There is one fellow in the 60+ age group that is just as fast as our 50-54 fastest riders.
I guess it says that age is just one factor in determining overall fitness and ability level.
Originally Posted by sch
Truer words were never spoken (written?)
We were really lucky here in the east bay that Berkeley Bike Club put on a series of Tuesday night training crits for many years with an Old Farts Cat 5 group. Eventually even someone as slow as I am managed to rise to the level of being able to fall off the back of the Senior 4's in half a lap.
Eventually the hoops they had to jump through to get Oakland City approval soured them and they ceased. This was a HUGE loss to racing in the bay area and I'm really sorry that happened. And I have to say that the racers did their part to make the organizers jobs more difficult. Walking behind the bushes and taking a piss might sound OK until you realize that behind the bushes was an office building and there were secretaries right there who had to watch from 3 feet away behind mirrored glass.
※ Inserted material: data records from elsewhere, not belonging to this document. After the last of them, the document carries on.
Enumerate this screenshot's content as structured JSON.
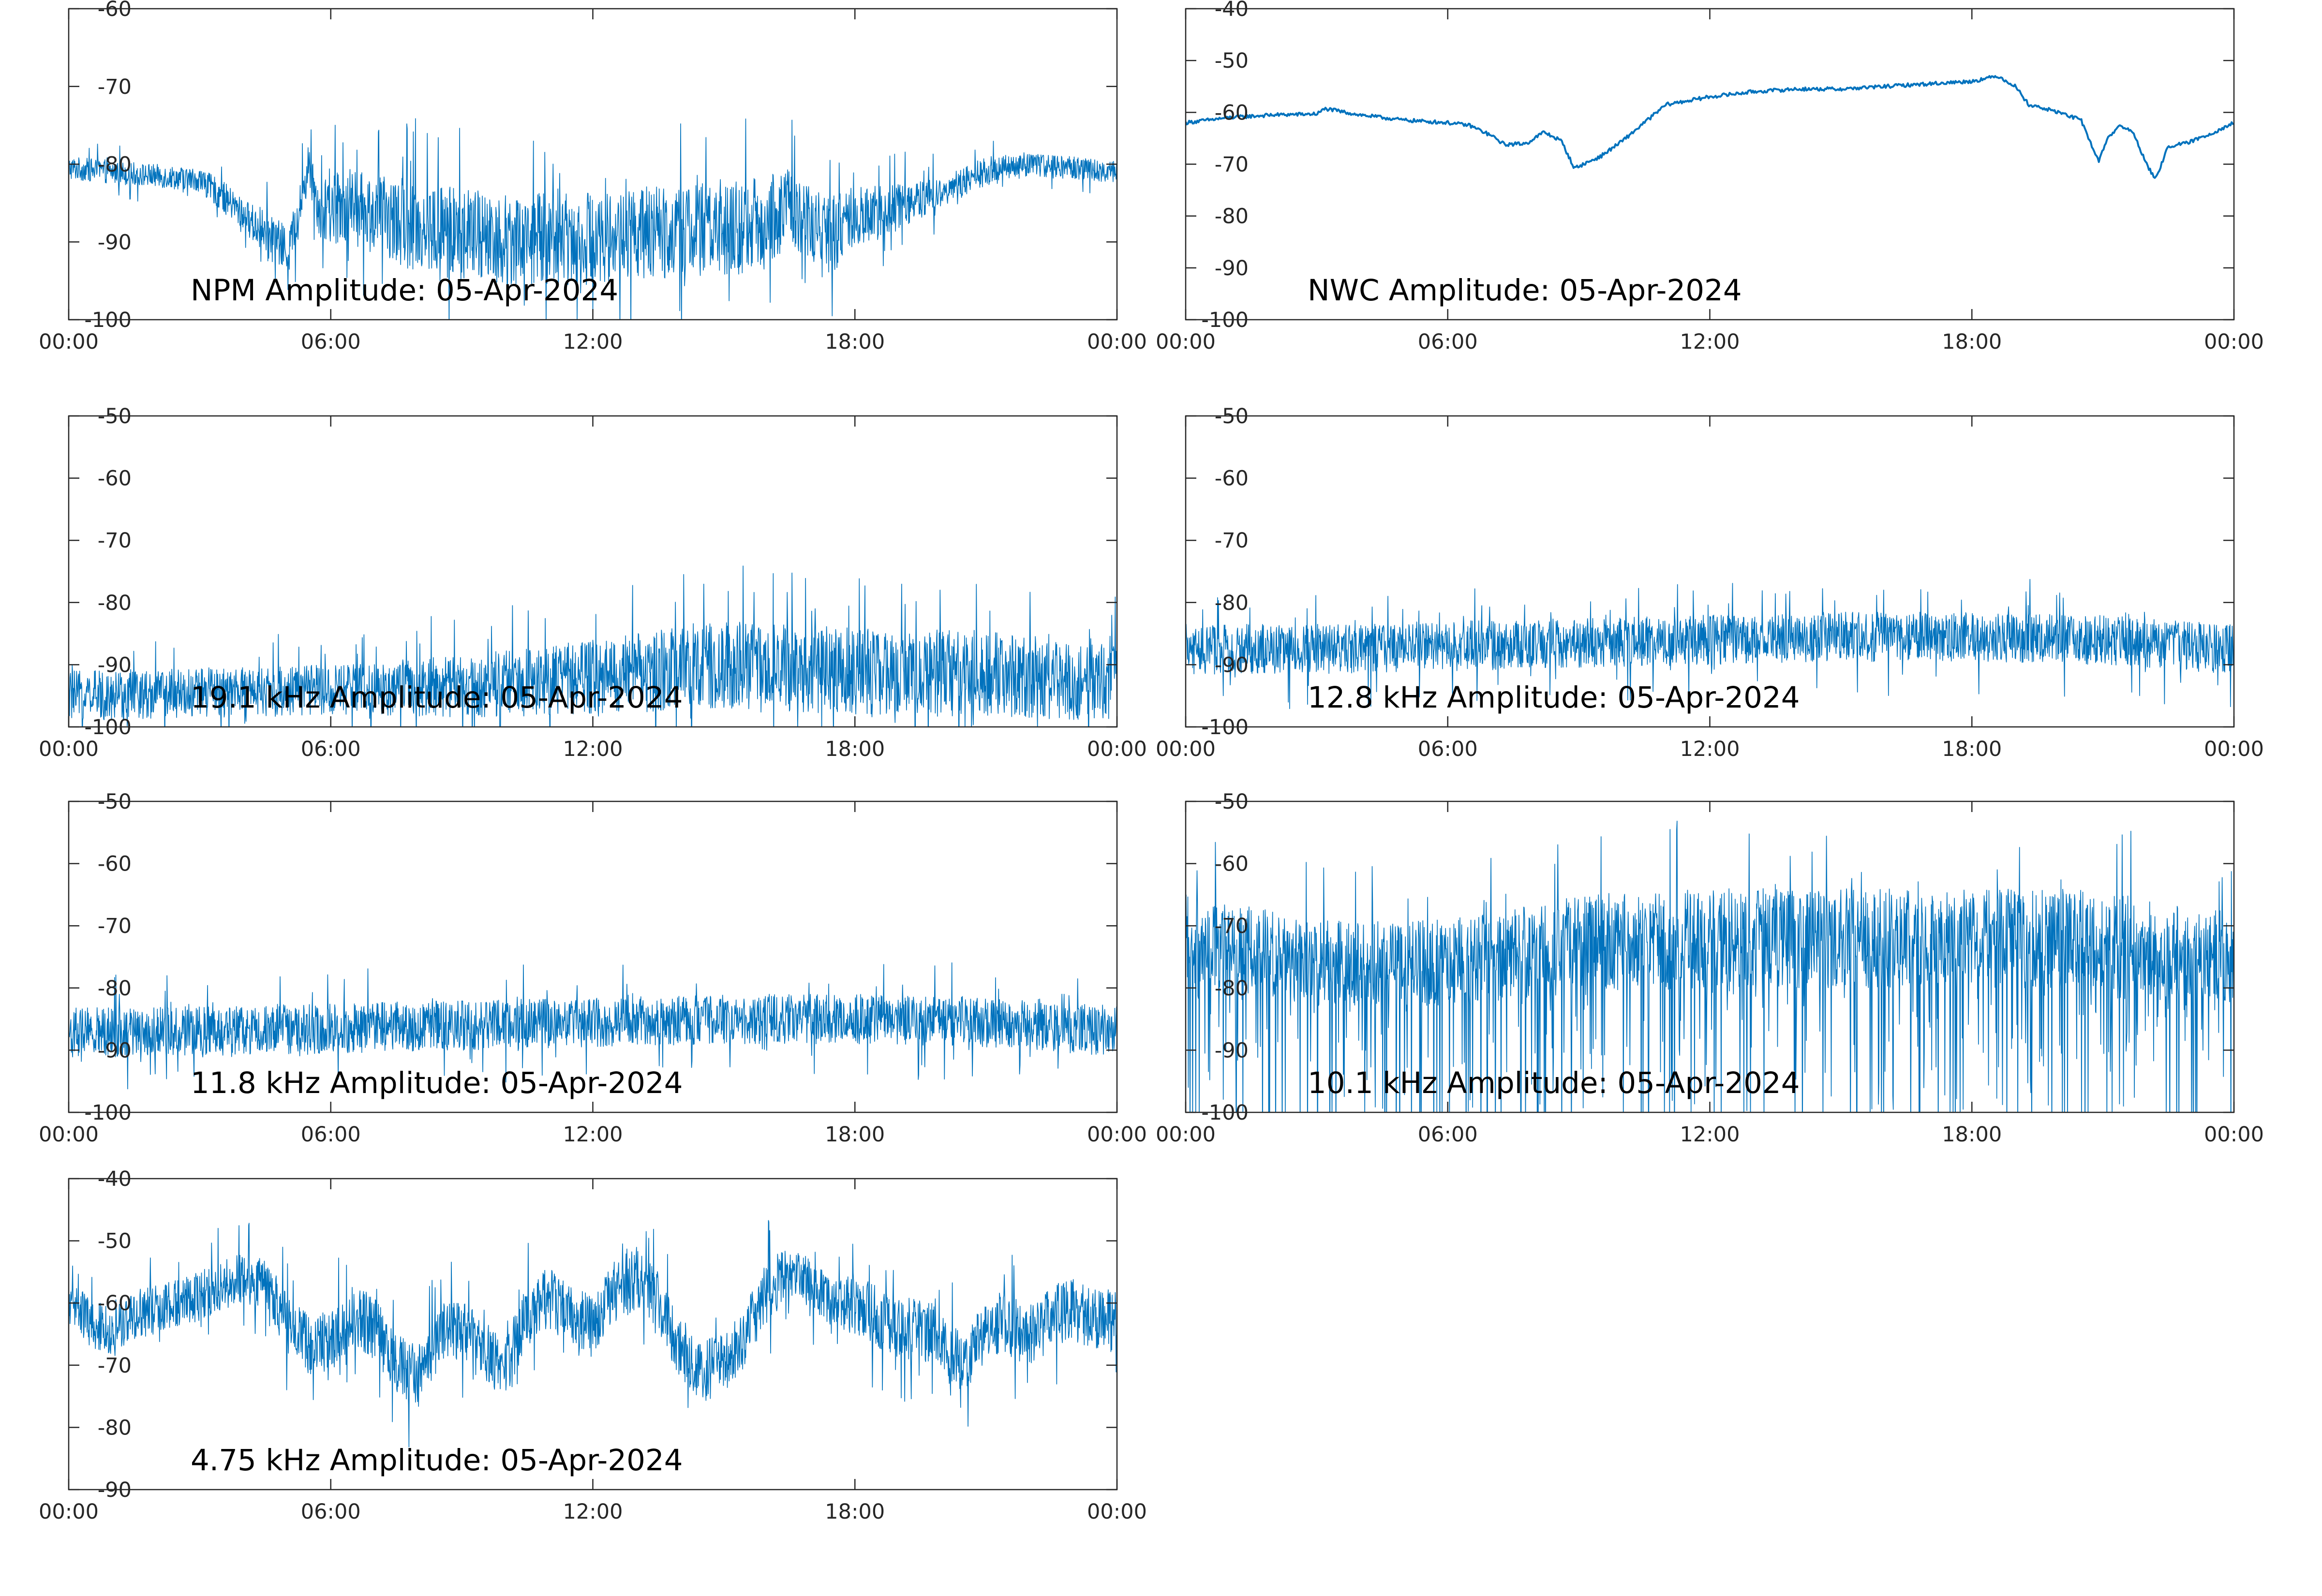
{
  "figure": {
    "line_color": "#0072BD",
    "axes_color": "#262626",
    "background": "#ffffff"
  },
  "chart_data": [
    {
      "type": "line",
      "title": "NPM Amplitude: 05-Apr-2024",
      "xlabel": "",
      "ylabel": "",
      "x_ticks": [
        "00:00",
        "06:00",
        "12:00",
        "18:00",
        "00:00"
      ],
      "xlim": [
        0,
        24
      ],
      "ylim": [
        -100,
        -60
      ],
      "y_ticks": [
        "-60",
        "-70",
        "-80",
        "-90",
        "-100"
      ],
      "grid": false,
      "series": [
        {
          "x": [
            0,
            1,
            2,
            3,
            3.5,
            4,
            4.5,
            5,
            5.2,
            5.5,
            5.8,
            6.2,
            7,
            8,
            9,
            10,
            11,
            12,
            13,
            14,
            15,
            16,
            16.5,
            17,
            17.5,
            18,
            19,
            20,
            21,
            22,
            23,
            24
          ],
          "values": [
            -80.5,
            -81,
            -81.5,
            -82,
            -84,
            -86.5,
            -89,
            -91,
            -88,
            -80,
            -87,
            -85,
            -86.5,
            -88,
            -89,
            -89.5,
            -89.5,
            -89.5,
            -89,
            -88.5,
            -88.5,
            -87.5,
            -85,
            -88,
            -89,
            -87,
            -85.5,
            -83.5,
            -81,
            -80,
            -80.5,
            -81
          ],
          "spread": [
            1.5,
            1.5,
            1.5,
            1.5,
            2,
            2,
            3,
            3,
            3,
            3,
            4,
            5,
            5,
            6,
            6,
            6,
            6,
            6,
            6,
            6,
            6,
            6,
            5,
            5,
            5,
            4,
            3,
            2,
            2,
            1.5,
            1.5,
            1.5
          ]
        }
      ]
    },
    {
      "type": "line",
      "title": "NWC Amplitude: 05-Apr-2024",
      "xlabel": "",
      "ylabel": "",
      "x_ticks": [
        "00:00",
        "06:00",
        "12:00",
        "18:00",
        "00:00"
      ],
      "xlim": [
        0,
        24
      ],
      "ylim": [
        -100,
        -40
      ],
      "y_ticks": [
        "-40",
        "-50",
        "-60",
        "-70",
        "-80",
        "-90",
        "-100"
      ],
      "grid": false,
      "series": [
        {
          "x": [
            0,
            1,
            2,
            3,
            3.2,
            4,
            5,
            6,
            6.5,
            7,
            7.3,
            7.8,
            8.2,
            8.6,
            8.9,
            9.5,
            10,
            10.5,
            11,
            12,
            13,
            14,
            15,
            16,
            17,
            18,
            18.6,
            19,
            19.3,
            20,
            20.5,
            20.9,
            21.1,
            21.4,
            21.7,
            22,
            22.2,
            22.5,
            22.9,
            23.5,
            24
          ],
          "values": [
            -62,
            -61,
            -60.5,
            -60.3,
            -59.3,
            -60.5,
            -61.5,
            -62,
            -62.5,
            -64.5,
            -66.2,
            -66,
            -63.8,
            -65.5,
            -70.8,
            -68.5,
            -65.5,
            -62,
            -58.5,
            -57,
            -56,
            -55.5,
            -55.5,
            -55,
            -54.5,
            -54,
            -53,
            -55,
            -58.5,
            -60,
            -61.5,
            -69.5,
            -65,
            -62.5,
            -64,
            -70,
            -73,
            -66.5,
            -66,
            -64,
            -62
          ]
        }
      ]
    },
    {
      "type": "line",
      "title": "19.1 kHz Amplitude: 05-Apr-2024",
      "xlabel": "",
      "ylabel": "",
      "x_ticks": [
        "00:00",
        "06:00",
        "12:00",
        "18:00",
        "00:00"
      ],
      "xlim": [
        0,
        24
      ],
      "ylim": [
        -100,
        -50
      ],
      "y_ticks": [
        "-50",
        "-60",
        "-70",
        "-80",
        "-90",
        "-100"
      ],
      "grid": false,
      "series": [
        {
          "x": [
            0,
            3,
            6,
            9,
            12,
            15,
            18,
            21,
            24
          ],
          "values": [
            -95,
            -94.5,
            -94,
            -93.5,
            -92,
            -90,
            -91,
            -91.5,
            -93
          ],
          "spread": [
            4,
            4,
            4,
            5,
            6,
            7,
            7,
            7,
            6
          ]
        }
      ]
    },
    {
      "type": "line",
      "title": "12.8 kHz Amplitude: 05-Apr-2024",
      "xlabel": "",
      "ylabel": "",
      "x_ticks": [
        "00:00",
        "06:00",
        "12:00",
        "18:00",
        "00:00"
      ],
      "xlim": [
        0,
        24
      ],
      "ylim": [
        -100,
        -50
      ],
      "y_ticks": [
        "-50",
        "-60",
        "-70",
        "-80",
        "-90",
        "-100"
      ],
      "grid": false,
      "series": [
        {
          "x": [
            0,
            3,
            6,
            9,
            12,
            15,
            18,
            21,
            24
          ],
          "values": [
            -87.5,
            -87.5,
            -87,
            -86.5,
            -86,
            -85.5,
            -85.5,
            -86,
            -87.5
          ],
          "spread": [
            4,
            4,
            4,
            4,
            4,
            4,
            4,
            4,
            4
          ]
        }
      ]
    },
    {
      "type": "line",
      "title": "11.8 kHz Amplitude: 05-Apr-2024",
      "xlabel": "",
      "ylabel": "",
      "x_ticks": [
        "00:00",
        "06:00",
        "12:00",
        "18:00",
        "00:00"
      ],
      "xlim": [
        0,
        24
      ],
      "ylim": [
        -100,
        -50
      ],
      "y_ticks": [
        "-50",
        "-60",
        "-70",
        "-80",
        "-90",
        "-100"
      ],
      "grid": false,
      "series": [
        {
          "x": [
            0,
            3,
            6,
            9,
            12,
            15,
            18,
            21,
            24
          ],
          "values": [
            -87,
            -87,
            -86.5,
            -86,
            -85.5,
            -85,
            -85,
            -85.5,
            -87
          ],
          "spread": [
            4,
            4,
            4,
            4,
            4,
            4,
            4,
            4,
            4
          ]
        }
      ]
    },
    {
      "type": "line",
      "title": "10.1 kHz Amplitude: 05-Apr-2024",
      "xlabel": "",
      "ylabel": "",
      "x_ticks": [
        "00:00",
        "06:00",
        "12:00",
        "18:00",
        "00:00"
      ],
      "xlim": [
        0,
        24
      ],
      "ylim": [
        -100,
        -50
      ],
      "y_ticks": [
        "-50",
        "-60",
        "-70",
        "-80",
        "-90",
        "-100"
      ],
      "grid": false,
      "series": [
        {
          "x": [
            0,
            3,
            6,
            9,
            12,
            15,
            18,
            21,
            24
          ],
          "values": [
            -72,
            -76,
            -76,
            -73,
            -72,
            -72,
            -72,
            -72,
            -76
          ],
          "spread": [
            7,
            7,
            7,
            8,
            8,
            8,
            8,
            8,
            7
          ]
        }
      ]
    },
    {
      "type": "line",
      "title": "4.75 kHz Amplitude: 05-Apr-2024",
      "xlabel": "",
      "ylabel": "",
      "x_ticks": [
        "00:00",
        "06:00",
        "12:00",
        "18:00",
        "00:00"
      ],
      "xlim": [
        0,
        24
      ],
      "ylim": [
        -90,
        -40
      ],
      "y_ticks": [
        "-40",
        "-50",
        "-60",
        "-70",
        "-80",
        "-90"
      ],
      "grid": false,
      "series": [
        {
          "x": [
            0,
            0.5,
            1,
            1.5,
            2,
            2.5,
            3,
            3.5,
            4,
            4.5,
            5,
            5.5,
            6,
            6.5,
            7,
            7.5,
            8,
            8.5,
            9,
            9.5,
            10,
            10.5,
            11,
            11.5,
            12,
            12.5,
            13,
            13.5,
            14,
            14.5,
            15,
            15.5,
            16,
            16.5,
            17,
            17.5,
            18,
            18.5,
            19,
            19.5,
            20,
            20.5,
            21,
            21.5,
            22,
            22.5,
            23,
            23.5,
            24
          ],
          "values": [
            -60,
            -63,
            -65,
            -62,
            -61,
            -60,
            -59,
            -57,
            -56,
            -57,
            -63,
            -67,
            -66,
            -62,
            -64,
            -70,
            -72,
            -65,
            -64,
            -68,
            -70,
            -62,
            -59,
            -62,
            -64,
            -58,
            -56,
            -60,
            -67,
            -71,
            -70,
            -65,
            -58,
            -55,
            -57,
            -60,
            -60,
            -62,
            -64,
            -64,
            -66,
            -70,
            -64,
            -63,
            -66,
            -62,
            -61,
            -63,
            -63
          ],
          "spread": [
            4,
            4,
            4,
            4,
            4,
            4,
            4,
            4,
            4,
            4,
            5,
            5,
            5,
            5,
            5,
            5,
            5,
            5,
            5,
            5,
            5,
            5,
            5,
            5,
            5,
            5,
            5,
            5,
            5,
            5,
            5,
            5,
            5,
            4,
            4,
            4,
            5,
            5,
            5,
            5,
            5,
            5,
            5,
            5,
            5,
            5,
            5,
            5,
            5
          ]
        }
      ]
    }
  ]
}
But to get back on subject: it is extremely hard to jump into racing. Unless you're especially gifted it isn't likely that you'll be able to keep up with the pack for long no matter how strong you think yourself. But depending on your own personal gifts it will take between 3 months and 3 years before you can ride with the front guys well enough to move up in class.
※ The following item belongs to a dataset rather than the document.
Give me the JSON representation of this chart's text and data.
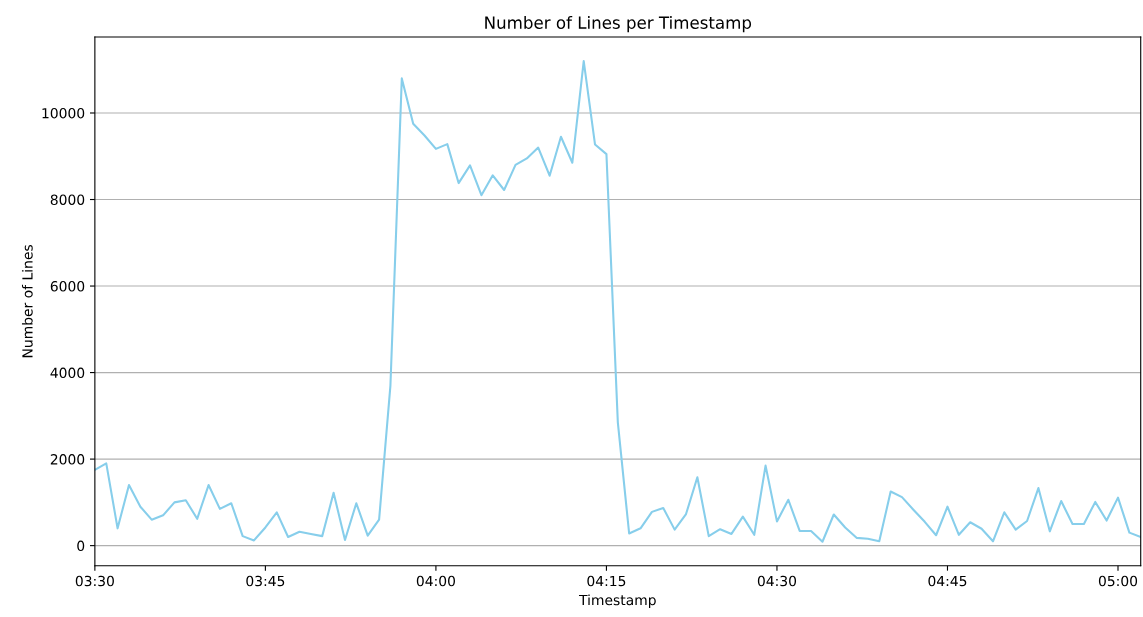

The main thing is to not be discouraged by being dropped and to keep trying. You will learn to keep your efforts within your abilities to maintain a pace.
Then as you get stronger and stronger you'll have to learn the limits of that strength as well. You'll find that after several years you won't have a very hard time riding over 30 mph ni the pack or 28 mph alone but that when you blow up it happens instantly and not the gradual slowing down you presently have.
I used to find myself talking to myself, "Stay withing yourself. Stay within yourself." for a large part of the race. Then near the end it would usually become a case of who had the best endurance and could still sprint.
When you race you discover a whole new world of strength that you were completely unaware of. You might be in any one of the groups depending on your natural talents but in any case the riding strength will be something that you'll treasure your entire life long after it's faded away from lack of racing.
As for training partners: at first you need to ride with guys that are fast in order to get the strength to even compete. Then when you can stay in the pack you need to train by yourself. Finally as you advance into higher catagories you'll need to devote almost your entire riding time to training. You must limit yourself to one or two social rides per week.
And here's something you're probably unaware of - MOST of your training will be SLOWER than you presently ride. You have one race and two hard training rides per week at the most. The rest of the time you must ride long SLOW distances with your heart rate below 60%. I didn't start getting better until I got that through my head and started doing slow rides the day after each hard ride. So slow that you have to fight with yourself to keep your speed and efforts down.
I used to have this circuit in which I'd ride about 12 mph and then there was a two mile climb to 800 feet including a section of 18% which would drive my heart rate up. But then it was back to slow and easy.
Last edited by cyclintom; 12-21-05 at 08:02 AM.
I know beans about racing, but at some point I'd like to try it - knowing full well that I'd be dead last. I think the question is whether you expect to be competitive at it.
From my point of view, (haven't raced since late '70s), it was enough to be able to keep up with the pack, if there was a pack, or with my friends if not. Winning or placing was a rare event for me. Avoiding the crashes was more to be desired, especially a hazard in the 4-5 classes. Getting dropped in the first 5 miles of a 30mi race can be a bit demoralizing. Some of my fonder memories were going to a race in Fla and having the cat 3 road race cancelled, so I rode with the cat 1-2s for 30miles at average pace of 25mph until a great crash occurred, not involving me. Great fun to tool along at that speed and riding an intown road race in Tallahassee when John Howard passed me and I sat in for a few hundred yds, til he took notice, growling: "Don't sit in if you can't pull...!" and pulled away effortlessly. Weird he was by himself at that point.